Intent Detection
Every request to GreatRouter starts with intent detection. The router reads your prompt and classifies the task — chat, image generation, transcription, embeddings, translation, code generation, and more. This classification happens in milliseconds and determines which category of models the request should be routed to. A photorealistic image prompt goes to image models. A code review request goes to reasoning models with function-calling capabilities.
Model Selection
Once intent is classified, GreatRouter evaluates the available models in that category. It considers capability tags (vision, reasoning, web search, streaming), latency profiles, cost per token or per image, and current provider availability. The result is a recommendation of the best model for your specific request — not just the most popular one, but the one that matches your quality expectations and budget.
Cost Optimization
GreatRouter supports two cost optimization modes.

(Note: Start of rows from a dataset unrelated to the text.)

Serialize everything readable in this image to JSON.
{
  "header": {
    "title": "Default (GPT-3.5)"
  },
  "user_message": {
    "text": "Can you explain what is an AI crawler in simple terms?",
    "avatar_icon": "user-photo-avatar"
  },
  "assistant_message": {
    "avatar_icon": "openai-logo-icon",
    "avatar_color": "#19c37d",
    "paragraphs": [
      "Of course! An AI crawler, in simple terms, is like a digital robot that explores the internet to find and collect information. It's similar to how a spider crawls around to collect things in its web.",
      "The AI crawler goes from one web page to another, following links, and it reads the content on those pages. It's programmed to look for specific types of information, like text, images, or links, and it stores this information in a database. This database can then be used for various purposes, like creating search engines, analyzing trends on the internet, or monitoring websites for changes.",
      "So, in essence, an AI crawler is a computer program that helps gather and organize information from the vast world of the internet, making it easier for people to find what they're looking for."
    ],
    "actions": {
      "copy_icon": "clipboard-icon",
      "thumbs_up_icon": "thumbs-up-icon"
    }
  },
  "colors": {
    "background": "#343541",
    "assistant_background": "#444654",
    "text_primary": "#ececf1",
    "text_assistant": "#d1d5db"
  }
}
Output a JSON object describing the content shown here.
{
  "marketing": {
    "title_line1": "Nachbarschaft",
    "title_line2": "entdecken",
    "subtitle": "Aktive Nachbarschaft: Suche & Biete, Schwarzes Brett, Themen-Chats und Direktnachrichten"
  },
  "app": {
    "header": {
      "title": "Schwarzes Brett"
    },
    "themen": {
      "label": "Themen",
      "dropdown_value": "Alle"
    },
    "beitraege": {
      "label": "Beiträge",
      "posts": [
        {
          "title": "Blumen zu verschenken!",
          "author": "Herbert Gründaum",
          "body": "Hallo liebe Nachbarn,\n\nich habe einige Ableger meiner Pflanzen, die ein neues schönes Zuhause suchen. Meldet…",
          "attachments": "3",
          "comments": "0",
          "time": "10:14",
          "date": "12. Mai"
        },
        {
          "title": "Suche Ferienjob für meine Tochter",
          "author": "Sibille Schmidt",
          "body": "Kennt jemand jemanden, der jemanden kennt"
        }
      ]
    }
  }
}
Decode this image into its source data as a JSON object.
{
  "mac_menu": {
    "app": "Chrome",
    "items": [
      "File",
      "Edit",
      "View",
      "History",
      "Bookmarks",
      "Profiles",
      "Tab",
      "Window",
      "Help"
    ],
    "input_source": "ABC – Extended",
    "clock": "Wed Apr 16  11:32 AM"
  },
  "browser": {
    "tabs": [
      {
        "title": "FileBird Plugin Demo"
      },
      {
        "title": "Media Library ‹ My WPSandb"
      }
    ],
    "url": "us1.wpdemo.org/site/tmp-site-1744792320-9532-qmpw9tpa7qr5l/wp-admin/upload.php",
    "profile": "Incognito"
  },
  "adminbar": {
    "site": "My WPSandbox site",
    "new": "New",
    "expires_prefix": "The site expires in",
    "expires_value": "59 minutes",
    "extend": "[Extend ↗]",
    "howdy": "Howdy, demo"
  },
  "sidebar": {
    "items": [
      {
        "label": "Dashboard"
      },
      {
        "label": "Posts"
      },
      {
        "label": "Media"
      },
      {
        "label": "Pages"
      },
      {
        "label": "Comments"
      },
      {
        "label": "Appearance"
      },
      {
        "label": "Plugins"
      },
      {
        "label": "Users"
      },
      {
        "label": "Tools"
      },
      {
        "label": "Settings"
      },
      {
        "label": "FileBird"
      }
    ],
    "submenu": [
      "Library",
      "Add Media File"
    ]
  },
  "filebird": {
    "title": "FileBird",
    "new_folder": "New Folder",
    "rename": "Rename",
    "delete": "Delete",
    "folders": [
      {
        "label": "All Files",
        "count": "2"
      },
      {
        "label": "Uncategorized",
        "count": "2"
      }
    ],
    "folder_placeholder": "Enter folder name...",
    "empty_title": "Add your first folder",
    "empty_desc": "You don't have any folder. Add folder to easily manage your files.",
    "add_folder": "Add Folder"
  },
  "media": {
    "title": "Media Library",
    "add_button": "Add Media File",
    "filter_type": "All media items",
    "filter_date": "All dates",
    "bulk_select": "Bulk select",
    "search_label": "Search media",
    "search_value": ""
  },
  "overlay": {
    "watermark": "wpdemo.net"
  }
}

In price-optimized mode, the router automatically selects the cheapest capable model for each request. With budget_dollars caps, you set a maximum cost per request and the router ensures it stays within that ceiling. If the preferred model exceeds the cap, it falls back to a more affordable alternative automatically.
Observability and Fallback
Every routed request returns metadata: the model used, latency, cost, and capability tags. You can inspect these in the dashboard or stream them to your observability stack. When a provider goes down, GreatRouter automatically fails over to the next best model — no configuration required. The result is a single API that's more reliable than any individual provider.